TV

Cranston Dropped a Perfect One-Liner After Reading Breaking Bad Finale for the First Time

Cranston Dropped a Perfect One-Liner After Reading Breaking Bad Finale for the First Time
Image credit: globallookpress

Bryan Cranston and Aaron Paul first read the Breaking Bad finale script together – and with a beer. And who can blame them?

After 5 seasons and 62 episodes, the finale was always going to be the end of an era for the actors and all the crew involved in producing the show.

And despite the volcano of theories, speculation and rumour that erupted after the final episode aired, Bryan Cranston knew immediately that it was the end of the road for Walter White.

After closing the final page for the first time, the actor who had brought Walt to life so perfectly tossed the script onto a nearby table, took off his glasses and said simply, "So, I guess there won't be a sequel."

Aaron Paul was visibly moved by the reading and wasn't shy about expressing his emotions. "I feel sad," he said before going on to say the script was not just "great" but "perfect".

Of course, as Cranston pointed out, "Jesse doesn't die." So, maybe what he should have said was, "I guess there won't be a sequel with me in it." And even that wouldn't have been entirely true.

If we class Better Call Saul as both a prequel and sequel to Breaking Bad, then Cranston's appearance alongside Paul in a flashback puts the actor in a sequel to Breaking Bad.

And Cranston basically predicted El Camino back before the pair even shot the final episode of the original Breaking Bad series.

Footage of the two reading that script for the first time shows Cranston playfully rubbing Paul's shoulder as he reminds him that Jesse Pinkman lives to fight another day.

It's almost as if he knew at that point that there was far more to this franchise and that some form of sequel or prequel had to follow.

And he wasn't wrong.
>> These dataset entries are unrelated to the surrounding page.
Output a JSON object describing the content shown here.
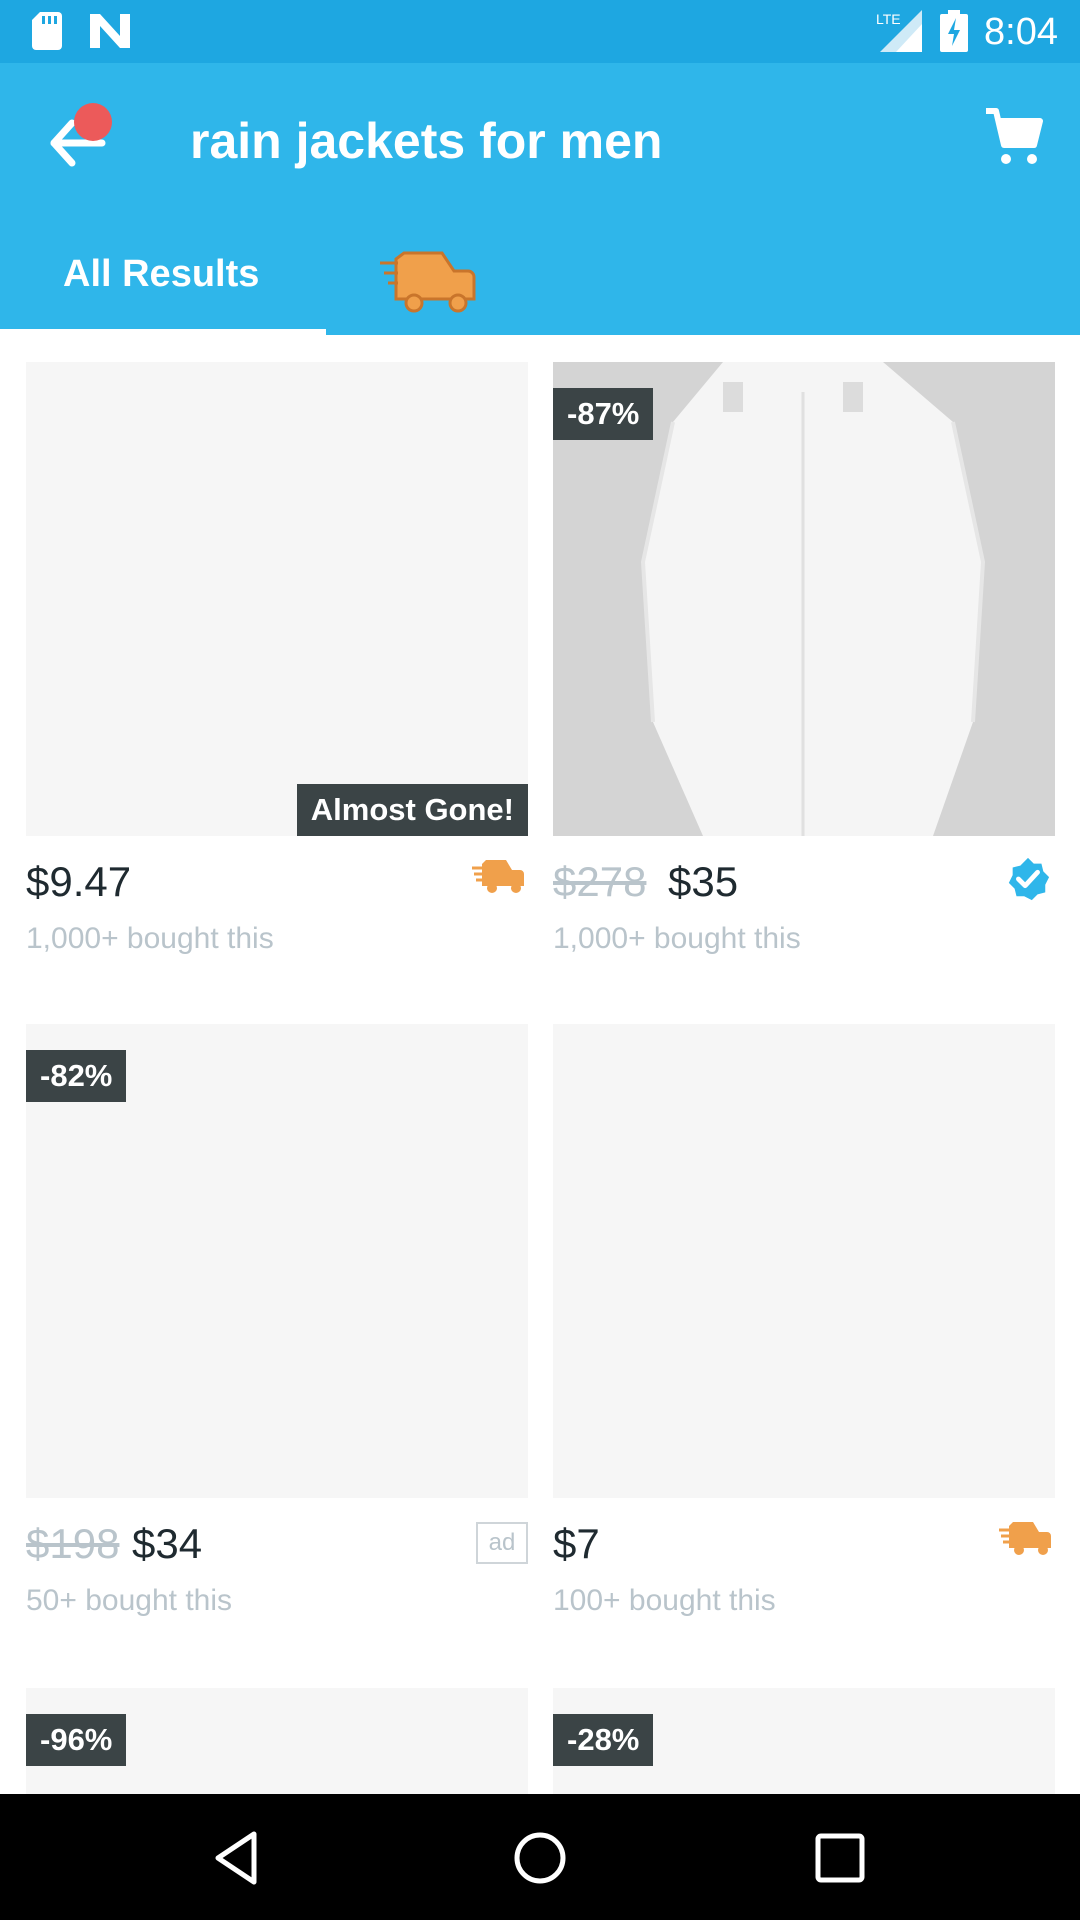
{
  "status_bar": {
    "time": "8:04",
    "network": "LTE",
    "icons": [
      "sd-card-icon",
      "n-notification-icon",
      "lte-signal-icon",
      "battery-charging-icon"
    ]
  },
  "app_bar": {
    "title": "rain jackets for men",
    "back_icon": "back-arrow-icon",
    "cart_icon": "cart-icon",
    "colors": {
      "primary": "#2fb6ea",
      "statusbar": "#1ea7e1",
      "notification_dot": "#ec5a5a"
    }
  },
  "tabs": [
    {
      "label": "All Results",
      "selected": true
    },
    {
      "label": "",
      "icon": "fast-shipping-icon",
      "selected": false
    }
  ],
  "products": [
    {
      "old_price": "",
      "price": "$9.47",
      "bought": "1,000+ bought this",
      "badge": "truck-icon",
      "tag": "Almost Gone!",
      "discount": ""
    },
    {
      "old_price": "$278",
      "price": "$35",
      "bought": "1,000+ bought this",
      "badge": "verified-check-icon",
      "tag": "",
      "discount": "-87%"
    },
    {
      "old_price": "$198",
      "price": "$34",
      "bought": "50+ bought this",
      "badge": "ad",
      "tag": "",
      "discount": "-82%"
    },
    {
      "old_price": "",
      "price": "$7",
      "bought": "100+ bought this",
      "badge": "truck-icon",
      "tag": "",
      "discount": ""
    },
    {
      "discount": "-96%"
    },
    {
      "discount": "-28%"
    }
  ],
  "nav_bar": {
    "icons": [
      "nav-back-icon",
      "nav-home-icon",
      "nav-recents-icon"
    ]
  }
}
As we've seen with so many ground-breaking movies and TV shows, fan appetite for more is matched by that of execs.

Now, what each wants more of may not always be exactly the same. But the mutual agreement that the franchise should not merely end just because the show has finished provides all parties with a licence to expect it anyway.

We've seen it with Star Wars, Marvel, The Sopranos and Game of Thrones over the years. And it was inevitable we'd see it with Breaking Bad too. As Bryan Cranston knew all too well.